At the same time, firms are recording a decrease in their profitability, with return on assets falling by 3% per year from 2018 through 2021. Declining profitability can be explained by a number of elements, including shrinking global assets under management (AUM), rising competition from digital players, the consolidation of large incumbents with significant scale advantages, and sluggish economic growth that’s expected to persist through 2025.
Additionally, product fees have been hit hard by fierce competition and increased cost transparency.
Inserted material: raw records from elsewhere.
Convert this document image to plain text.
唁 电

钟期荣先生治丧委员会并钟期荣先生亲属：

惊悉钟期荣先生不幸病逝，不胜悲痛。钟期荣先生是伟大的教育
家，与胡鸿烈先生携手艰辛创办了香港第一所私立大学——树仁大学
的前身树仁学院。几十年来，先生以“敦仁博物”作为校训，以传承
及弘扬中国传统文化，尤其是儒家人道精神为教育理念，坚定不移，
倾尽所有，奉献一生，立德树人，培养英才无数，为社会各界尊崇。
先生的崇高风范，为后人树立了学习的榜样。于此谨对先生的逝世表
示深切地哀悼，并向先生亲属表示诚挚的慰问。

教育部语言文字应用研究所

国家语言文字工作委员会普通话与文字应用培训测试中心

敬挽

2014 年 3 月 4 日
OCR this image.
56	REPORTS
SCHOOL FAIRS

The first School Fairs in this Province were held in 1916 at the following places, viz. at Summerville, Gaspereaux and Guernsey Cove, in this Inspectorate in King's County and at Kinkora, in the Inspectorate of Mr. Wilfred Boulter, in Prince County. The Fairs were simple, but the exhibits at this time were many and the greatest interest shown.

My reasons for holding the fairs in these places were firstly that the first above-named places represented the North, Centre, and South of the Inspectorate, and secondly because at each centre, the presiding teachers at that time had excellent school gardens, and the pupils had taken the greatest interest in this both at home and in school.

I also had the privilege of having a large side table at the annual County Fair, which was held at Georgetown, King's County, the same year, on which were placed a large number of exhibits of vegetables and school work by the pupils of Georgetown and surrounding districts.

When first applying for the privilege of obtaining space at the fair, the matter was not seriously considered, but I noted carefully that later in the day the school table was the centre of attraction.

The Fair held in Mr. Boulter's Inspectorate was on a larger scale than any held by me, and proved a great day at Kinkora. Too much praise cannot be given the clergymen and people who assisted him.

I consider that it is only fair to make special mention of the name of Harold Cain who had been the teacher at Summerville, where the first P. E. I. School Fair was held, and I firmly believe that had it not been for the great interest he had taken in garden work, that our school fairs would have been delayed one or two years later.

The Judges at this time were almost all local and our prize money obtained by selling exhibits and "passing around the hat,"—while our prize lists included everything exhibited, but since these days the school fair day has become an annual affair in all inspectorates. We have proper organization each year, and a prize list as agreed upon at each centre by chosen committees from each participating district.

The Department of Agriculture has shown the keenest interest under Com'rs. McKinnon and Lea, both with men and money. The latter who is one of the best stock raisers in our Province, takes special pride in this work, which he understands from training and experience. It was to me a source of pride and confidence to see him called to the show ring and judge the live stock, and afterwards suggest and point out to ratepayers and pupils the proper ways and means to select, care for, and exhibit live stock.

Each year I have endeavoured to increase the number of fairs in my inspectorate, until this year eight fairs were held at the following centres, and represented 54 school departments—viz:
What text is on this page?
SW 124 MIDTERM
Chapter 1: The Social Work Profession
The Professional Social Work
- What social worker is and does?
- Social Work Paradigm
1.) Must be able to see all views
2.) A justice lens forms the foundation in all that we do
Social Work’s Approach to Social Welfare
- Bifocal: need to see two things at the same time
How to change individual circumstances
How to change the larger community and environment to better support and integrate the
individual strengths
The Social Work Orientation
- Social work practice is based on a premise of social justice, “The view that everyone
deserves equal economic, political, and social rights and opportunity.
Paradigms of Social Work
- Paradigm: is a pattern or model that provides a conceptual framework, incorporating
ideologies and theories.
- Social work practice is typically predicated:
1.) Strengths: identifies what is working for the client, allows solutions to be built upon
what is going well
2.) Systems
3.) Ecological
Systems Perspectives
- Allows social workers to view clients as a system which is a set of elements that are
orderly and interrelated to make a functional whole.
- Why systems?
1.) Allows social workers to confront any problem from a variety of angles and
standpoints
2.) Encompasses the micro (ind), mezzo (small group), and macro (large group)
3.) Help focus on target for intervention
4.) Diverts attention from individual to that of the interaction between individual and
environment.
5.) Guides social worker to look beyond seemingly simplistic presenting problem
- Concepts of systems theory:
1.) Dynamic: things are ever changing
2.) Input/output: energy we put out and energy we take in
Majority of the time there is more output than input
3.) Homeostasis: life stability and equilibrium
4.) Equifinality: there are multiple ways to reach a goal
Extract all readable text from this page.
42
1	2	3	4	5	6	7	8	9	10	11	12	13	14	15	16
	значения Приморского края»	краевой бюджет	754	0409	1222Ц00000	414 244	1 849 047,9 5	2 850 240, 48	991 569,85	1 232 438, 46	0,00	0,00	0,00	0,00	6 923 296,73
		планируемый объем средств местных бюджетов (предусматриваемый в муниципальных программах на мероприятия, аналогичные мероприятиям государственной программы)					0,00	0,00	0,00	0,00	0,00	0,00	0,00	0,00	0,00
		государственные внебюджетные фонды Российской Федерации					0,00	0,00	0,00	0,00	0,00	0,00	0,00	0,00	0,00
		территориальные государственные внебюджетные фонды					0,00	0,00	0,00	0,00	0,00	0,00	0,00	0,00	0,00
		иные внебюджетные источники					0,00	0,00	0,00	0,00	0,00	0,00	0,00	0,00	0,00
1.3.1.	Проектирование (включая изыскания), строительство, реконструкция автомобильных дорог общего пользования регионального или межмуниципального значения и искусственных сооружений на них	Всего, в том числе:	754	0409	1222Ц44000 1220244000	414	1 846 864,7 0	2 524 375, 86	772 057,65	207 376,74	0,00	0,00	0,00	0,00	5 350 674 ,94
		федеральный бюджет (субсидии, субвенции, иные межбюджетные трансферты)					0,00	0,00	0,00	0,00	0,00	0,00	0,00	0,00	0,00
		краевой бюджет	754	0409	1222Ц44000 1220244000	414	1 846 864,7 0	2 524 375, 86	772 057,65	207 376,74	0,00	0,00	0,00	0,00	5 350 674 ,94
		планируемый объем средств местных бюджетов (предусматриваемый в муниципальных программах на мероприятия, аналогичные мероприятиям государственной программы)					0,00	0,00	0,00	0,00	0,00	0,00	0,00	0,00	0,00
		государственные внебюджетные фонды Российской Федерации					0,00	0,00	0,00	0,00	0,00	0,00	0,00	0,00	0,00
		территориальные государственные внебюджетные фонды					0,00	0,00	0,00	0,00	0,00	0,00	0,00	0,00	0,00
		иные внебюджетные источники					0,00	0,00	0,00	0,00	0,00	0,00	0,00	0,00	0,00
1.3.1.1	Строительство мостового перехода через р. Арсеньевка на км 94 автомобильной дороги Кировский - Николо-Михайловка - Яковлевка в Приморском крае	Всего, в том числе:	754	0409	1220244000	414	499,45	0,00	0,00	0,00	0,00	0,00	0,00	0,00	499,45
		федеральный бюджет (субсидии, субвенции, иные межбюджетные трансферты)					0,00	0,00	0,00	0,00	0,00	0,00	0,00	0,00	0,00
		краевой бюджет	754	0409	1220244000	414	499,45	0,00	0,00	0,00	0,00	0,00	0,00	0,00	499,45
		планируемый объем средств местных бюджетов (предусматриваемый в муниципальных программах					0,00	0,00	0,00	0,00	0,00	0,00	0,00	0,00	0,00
The report notes declines of 11% for active funds and 35% for passive funds between 2017 and 2022, while margins on model portfolio services and asset-serving for clients with more than US$2 million decreased by 12% and 16%, respectively.
Simultaneously, clients are demanding superior digital experiences and improved transparency, in addition to advanced capabilities and novel propositions such as hybrid advisory, direct indexing and managed portfolio services.
To make its case, the report shares three case studies that showcase the key benefits of end-to-end platforms.
In the first case study, a mid-sized wealth manager was able to achieve an overall reduction of 25% in operating expenses through platform outsourcing. This was made possible by moving a significant portion of its middle-office and operational applications from the legacy tech stack to an end-to-end wealth platform, the report says.
In the second case study, a large-scale European wealth manager achieved a more streamlined operating model and captured a higher share of discretionary management fees by migrating to an open wealth platform and leveraging model portfolio services. The platform allowed the firm to witness a significant uplift in pretax profit driven by an increase of over 50% in net asset inflows per advisor in the first two years following the program launch, the report says.
Finally, in the last case study, a global asset manager was able to launch a direct-to-consumer offering in a new market in under two years by leveraging an end-to-end platform. The app-based digital investing proposition included both an option for self-directed fund trading as well as a managed portfolio account based on simple profiling and strategy selection.
Wealth and asset management firms have increased their investment in technology considerably over the past years and will continue to invest heavily in digital capabilities and infrastructure enhancement efforts.
A survey of 500 wealth and asset management firms conducted in 2021 by think tank and economic research firm ThoughtLab found that while total IT spending made up for 6.9% of total revenue in 2021, that proposition is expected to increase by 1.5 percentage points to 8.4% by 2023.
Companies will continue to invest in all core technologies, the study found, with the biggest increase expected for artificial intelligence (AI) and machine learning (ML), open platforms and API architecture, and no-code/low-code platforms.